Une femme vient visiter Spicer tous les soirs et lui donne des livres à lire, des vêtements civils et lui raconte les nouvelles de la BBC. Il s'agirait d'une Petronella BOLLEMAN, du 40 Zuiderbuurt à Drachten. Il reçoit des coupons de pain et des cigarettes d'un "Hank" (en fait, Hendrik "Henk" METZLAR, du Moleneind NZ 182 à Drachten), qui détestait les Allemands et affirmait en avoir tué quelques-uns.

Le départ des aviateurs est organisé et Tiny guide d'abord McGlinchey et McDonald en train vers Ermelo où elle les confie à un abri appelé "Red Riding Hood" (ces deux aviateurs arrivèrent par la suite près des Pyrénées et furent arrêtés par une patrouille allemande ; internés tous les deux au Stalag Luft 1 à Barth.)

Spicer se rend avec le fermier vers la grand route à 09 heures et une voiture apparaît, avec le guide (Tiny) et un aviateur de la RCAF. Tiny accompagne ainsi Spicer et l'aviateur canadien Frederick Boulter à Ermelo d'où ils poursuivent leur route ensemble, passant par Heerenveen vers la Belgique. [Selon Tiny, ils se sont séparés en cours de route, mais nous ignorons à quel moment.]

Spicer rapporte qu'il voit des soldats allemands le long de la route. A Ermelo, ils achètent des tickets de train pour une destination au Sud de Meppel. Il retrouve Tiny et son chapeau vert sur un quai de la gare et voyagent dans des compartiments séparés. Ils descendent et Spicer revoit un docteur (Joop KRUIMMEL, de Garderen – autre adresse Biltstraat 176 à Utrecht) qu'il avait déjà rencontré chez les VAN VELDEN. Tiny et lui le suivent. Ils vont prendre un lunch chez lui et reviennent à la gare où il rencontre un autre guide, grand et mince, qui l'emmène chez lui à Zeist.
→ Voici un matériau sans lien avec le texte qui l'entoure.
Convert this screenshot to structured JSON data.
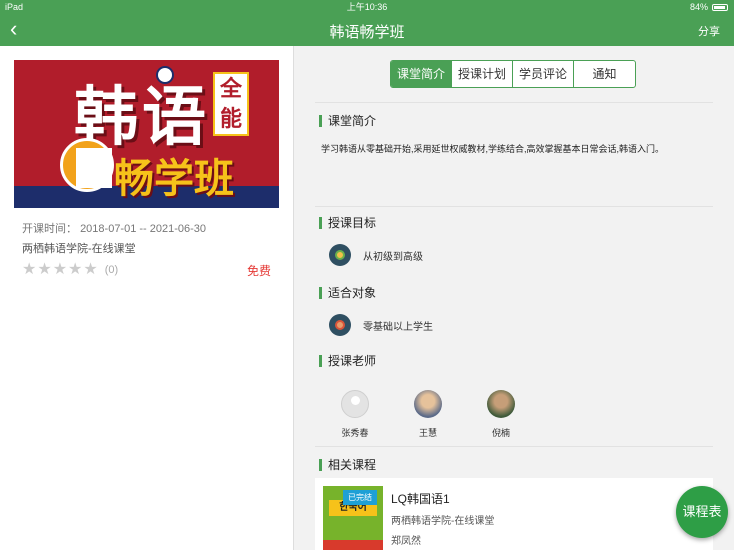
{
  "status": {
    "device": "iPad",
    "time": "上午10:36",
    "battery": "84%"
  },
  "nav": {
    "title": "韩语畅学班",
    "share": "分享"
  },
  "course_card": {
    "banner_text_main": "韩语",
    "banner_text_sub": "畅学班",
    "banner_badge": "全能",
    "date_label": "开课时间：",
    "date_range": "2018-07-01 -- 2021-06-30",
    "school": "两栖韩语学院-在线课堂",
    "rating": 0,
    "rating_count": "(0)",
    "price": "免费"
  },
  "tabs": [
    {
      "label": "课堂简介",
      "active": true
    },
    {
      "label": "授课计划",
      "active": false
    },
    {
      "label": "学员评论",
      "active": false
    },
    {
      "label": "通知",
      "active": false
    }
  ],
  "sections": {
    "intro": {
      "title": "课堂简介",
      "text": "学习韩语从零基础开始,采用延世权威教材,学练结合,高效掌握基本日常会话,韩语入门。"
    },
    "goal": {
      "title": "授课目标",
      "text": "从初级到高级"
    },
    "audience": {
      "title": "适合对象",
      "text": "零基础以上学生"
    },
    "teachers": {
      "title": "授课老师",
      "names": [
        "张秀春",
        "王慧",
        "倪楠"
      ]
    },
    "related": {
      "title": "相关课程"
    }
  },
  "related_course": {
    "status": "已完结",
    "title": "LQ韩国语1",
    "school": "两栖韩语学院-在线课堂",
    "teacher": "郑凤然",
    "thumb_text": "한국어"
  },
  "fab": {
    "label": "课程表"
  },
  "colors": {
    "primary": "#4aa055",
    "price": "#e53935",
    "badge": "#1ea0d6"
  }
}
Il s'agit probablement de Willem Schmidt, 11 Boulevard à Zeist, qui sera fusillé plus tard, un agent de Karst SMIT. Il dort chez lui et ils prennent ensuite le 12 un tram pour Utrecht, puis des tickets pour Tilburg.

Une voiture aurait dû les y attendre, et ils empruntent donc des vélos jusqu'à la frontière. Dans une zone boisée, ils passent encore une nuit dans une ferme. Spicer, lui, y est avec un guide Willem SCHMIDT, un prisonnier de guerre français, Garry, et Boulter.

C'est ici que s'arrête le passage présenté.